Hutan tropika basah di Indonesia, terdiri atas berbagai tipe hutan, yaitu hutan dataran rendah, hutan pegunungan, hutan bakau, hutan rawa, hutan, kerangas, dan hutan pantai. Selain itu, terdapat juga hutan pada iklim yang lebih kering, misalnya hutan musim (monsoon_forest), seperti hutan jati dan hutan ekaliptus. Masing-masing hutan tersebut mempunyai susunan jenis dan struktur yang berbeda. Demikian pula tanah-tanah tempat tumbuh serta ketinggian dari permukaan laut. Oleh karena itu, sistem silvikultur yang dipilih untuk diterapkan pada masing-masing tipe tersebut tidak perlu, dan tidak dapat seragam. Jadi, harus disesuaikan menurut kondisi tipe hutannya. Sistem silvikultur dibagi menjadi dua golongan menurut cara terjadinya tegakan atau hutannya, yaitu sistem hutan tinggi dan sistem hutan rendah. Pada sistem hutan tinggi, tegakan baru berasal dari generatif, yaitu biji-biji yang tumbuh menjadi pohon dewasa. Sedangkan pada sistem hutan rendah, tegakan berasal dari vegetatif atau trubusan (coppice). Sebagian besar dari jensi pohon komersial yang dikenal di Indonesia, dipermudakan/diremajakan dengan biji-biji dan semai (seedlings). Sebagian kecil lagi dipermudakan melalui trubusan/tebasan dan tunas, misalnya sungkai, sonokeling, lamtoro, kaliandra, kayu putih, akasia, dan lain-lain.
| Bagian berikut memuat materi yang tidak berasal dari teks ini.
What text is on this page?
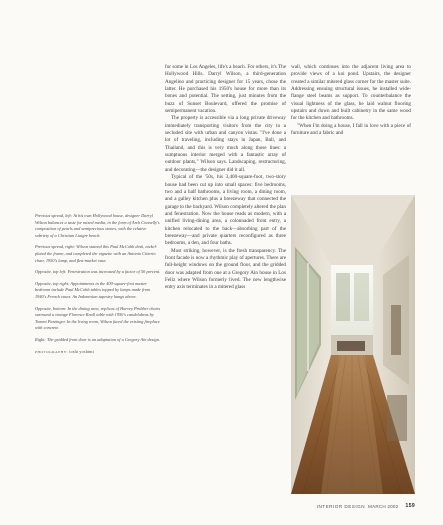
Previous spread, left: At his own Hollywood house, designer Darryl Wilson balances a taste for mixed media, in the form of Arch Connelly's composition of pearls and semiprecious stones, with the relative sobriety of a Christian Liaigre bench.

Previous spread, right: Wilson stained this Paul McCobb desk, nickel-plated the frame, and completed the vignette with an Antonio Citterio chair, 1950's lamp, and flea-market vase.

Opposite, top left: Fenestration was increased by a factor of 50 percent.

Opposite, top right: Appointments in the 400-square-foot master bedroom include Paul McCobb tables topped by lamps made from 1940's French vases. An Indonesian tapestry hangs above.

Opposite, bottom: In the dining area, replicas of Harvey Probber chairs surround a vintage Florence Knoll table with 1950's candelabras by Tommi Parzinger. In the living room, Wilson faced the existing fireplace with concrete.

Right: The gridded front door is an adaptation of a Gregory Ain design.

PHOTOGRAPHY: toshi yoshimi

for some in Los Angeles, life's a beach. For others, it's The Hollywood Hills. Darryl Wilson, a third-generation Angelino and practicing designer for 15 years, chose the latter. He purchased his 1950's house for more than its bones and potential. The setting, just minutes from the buzz of Sunset Boulevard, offered the promise of semipermanent vacation.

The property is accessible via a long private driveway immediately transporting visitors from the city to a secluded site with urban and canyon vistas. "I've done a lot of traveling, including stays in Japan, Bali, and Thailand, and this is very much along those lines: a sumptuous interior merged with a fantastic array of outdoor plants," Wilson says. Landscaping, restructuring, and decorating—the designer did it all.

Typical of the '50s, his 3,400-square-foot, two-story house had been cut up into small spaces: five bedrooms, two and a half bathrooms, a living room, a dining room, and a galley kitchen plus a breezeway that connected the garage to the backyard. Wilson completely altered the plan and fenestration. Now the house reads as modern, with a unified living-dining area, a colonnaded front entry, a kitchen relocated to the back—absorbing part of the breezeway—and private quarters reconfigured as three bedrooms, a den, and four baths.

Most striking, however, is the fresh transparency. The front facade is now a rhythmic play of apertures. There are full-height windows on the ground floor, and the gridded door was adapted from one at a Gregory Ain house in Los Feliz where Wilson formerly lived. The new lengthwise entry axis terminates in a mitered glass

wall, which continues into the adjacent living area to provide views of a koi pond. Upstairs, the designer created a similar mitered glass corner for the master suite. Addressing ensuing structural issues, he installed wide-flange steel beams as support. To counterbalance the visual lightness of the glass, he laid walnut flooring upstairs and down and built cabinetry in the same wood for the kitchen and bathrooms.

"When I'm doing a house, I fall in love with a piece of furniture and a fabric and

INTERIOR DESIGN MARCH 2002 159
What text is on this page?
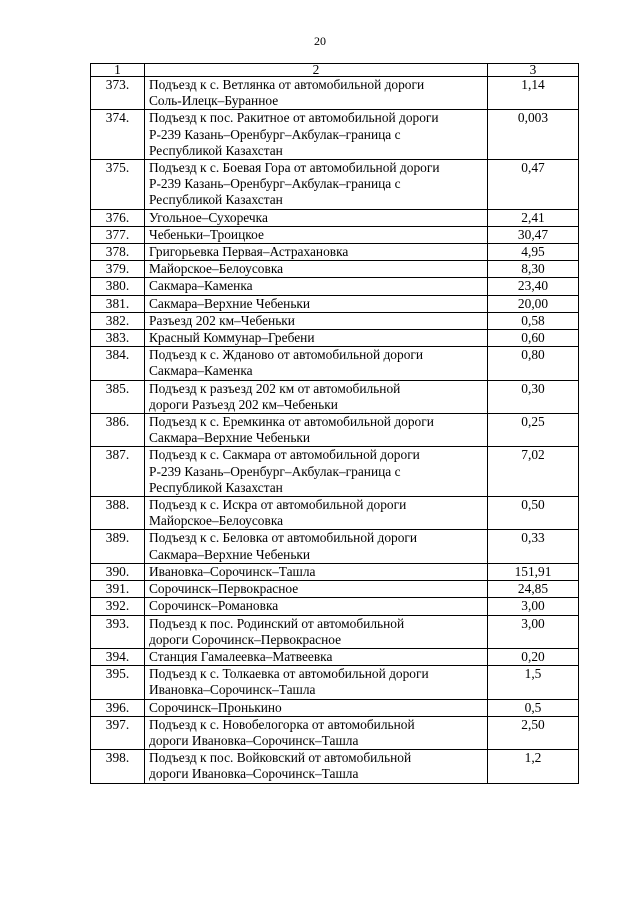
20
1	2	3
373.	Подъезд к с. Ветлянка от автомобильной дороги
Соль-Илецк–Буранное	1,14
374.	Подъезд к пос. Ракитное от автомобильной дороги
Р-239 Казань–Оренбург–Акбулак–граница с
Республикой Казахстан	0,003
375.	Подъезд к с. Боевая Гора от автомобильной дороги
Р-239 Казань–Оренбург–Акбулак–граница с
Республикой Казахстан	0,47
376.	Угольное–Сухоречка	2,41
377.	Чебеньки–Троицкое	30,47
378.	Григорьевка Первая–Астрахановка	4,95
379.	Майорское–Белоусовка	8,30
380.	Сакмара–Каменка	23,40
381.	Сакмара–Верхние Чебеньки	20,00
382.	Разъезд 202 км–Чебеньки	0,58
383.	Красный Коммунар–Гребени	0,60
384.	Подъезд к с. Жданово от автомобильной дороги
Сакмара–Каменка	0,80
385.	Подъезд к разъезд 202 км от автомобильной
дороги Разъезд 202 км–Чебеньки	0,30
386.	Подъезд к с. Еремкинка от автомобильной дороги
Сакмара–Верхние Чебеньки	0,25
387.	Подъезд к с. Сакмара от автомобильной дороги
Р-239 Казань–Оренбург–Акбулак–граница с
Республикой Казахстан	7,02
388.	Подъезд к с. Искра от автомобильной дороги
Майорское–Белоусовка	0,50
389.	Подъезд к с. Беловка от автомобильной дороги
Сакмара–Верхние Чебеньки	0,33
390.	Ивановка–Сорочинск–Ташла	151,91
391.	Сорочинск–Первокрасное	24,85
392.	Сорочинск–Романовка	3,00
393.	Подъезд к пос. Родинский от автомобильной
дороги Сорочинск–Первокрасное	3,00
394.	Станция Гамалеевка–Матвеевка	0,20
395.	Подъезд к с. Толкаевка от автомобильной дороги
Ивановка–Сорочинск–Ташла	1,5
396.	Сорочинск–Пронькино	0,5
397.	Подъезд к с. Новобелогорка от автомобильной
дороги Ивановка–Сорочинск–Ташла	2,50
398.	Подъезд к пос. Войковский от автомобильной
дороги Ивановка–Сорочинск–Ташла	1,2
Hasil-hasil percobaan belakangan ini, menunjukkan beberapa jenis pohon dapat dikembangbiakan melalui bioteknologi, yaitu secara kultur jaringan.
Meskipun demikian, masih banyak jenis-jenis pohon di hutan tropika basah, terutama yang digolongkan jenis kurang dikenal, masih belum diketahui sifat-sifat silviknya seperti reproduksi, pertumbuhan, toleransi, kualitas kayu, dan sebagainya.


2.4  Silvikultur Intensif
Pengertian Silvikultur intensif adalah Teknik Silvikultur yang memadukan ketiga pilar: 
  • Pemuliaan pohon
  • Manipulasi lingkungan
  • Pengendalian hama terpadu
Tujuan dari Teknik Silvikultur Intensif :
  • Menghasilkan produk hasil hutan
  • Melindungi lahan
  • Landscape
  • Makanan ternak
  • Menahan angin
  • Memperkaya ekosistem
Manfaat pelaksanaan Regim Silvikultur Intensif :
  • Hutan produktif, efisien, kompetitif dan lestari:
    • Ketrampilan berkembang
    • Penyerapan tenaga kerja
    • Memajukan infrastruktur
    • Model Pembangunan
  • Tercipta
    • Jangka panjang supply produk
    • Hutan alam tidak terganggu
    • Kualitas lingkungan meningkat
Pelaksanaan Regim Silvikutur intensif berdasarkan Keputusan Direktur Jenderal Bina Produksi Kehutanan Tanggal 20 Juli 2004 Nomor : SK.194/VI-BPHA/2004, tentang Penunjukan Pemegang Izin Usaha Pemanfaatan Hasil Hutan Kayu Pada Hutan Alam Sebagai Model Pembangunan Sistem Silvikultur Intensif, dan Pembentukan Tim Pelaksananya.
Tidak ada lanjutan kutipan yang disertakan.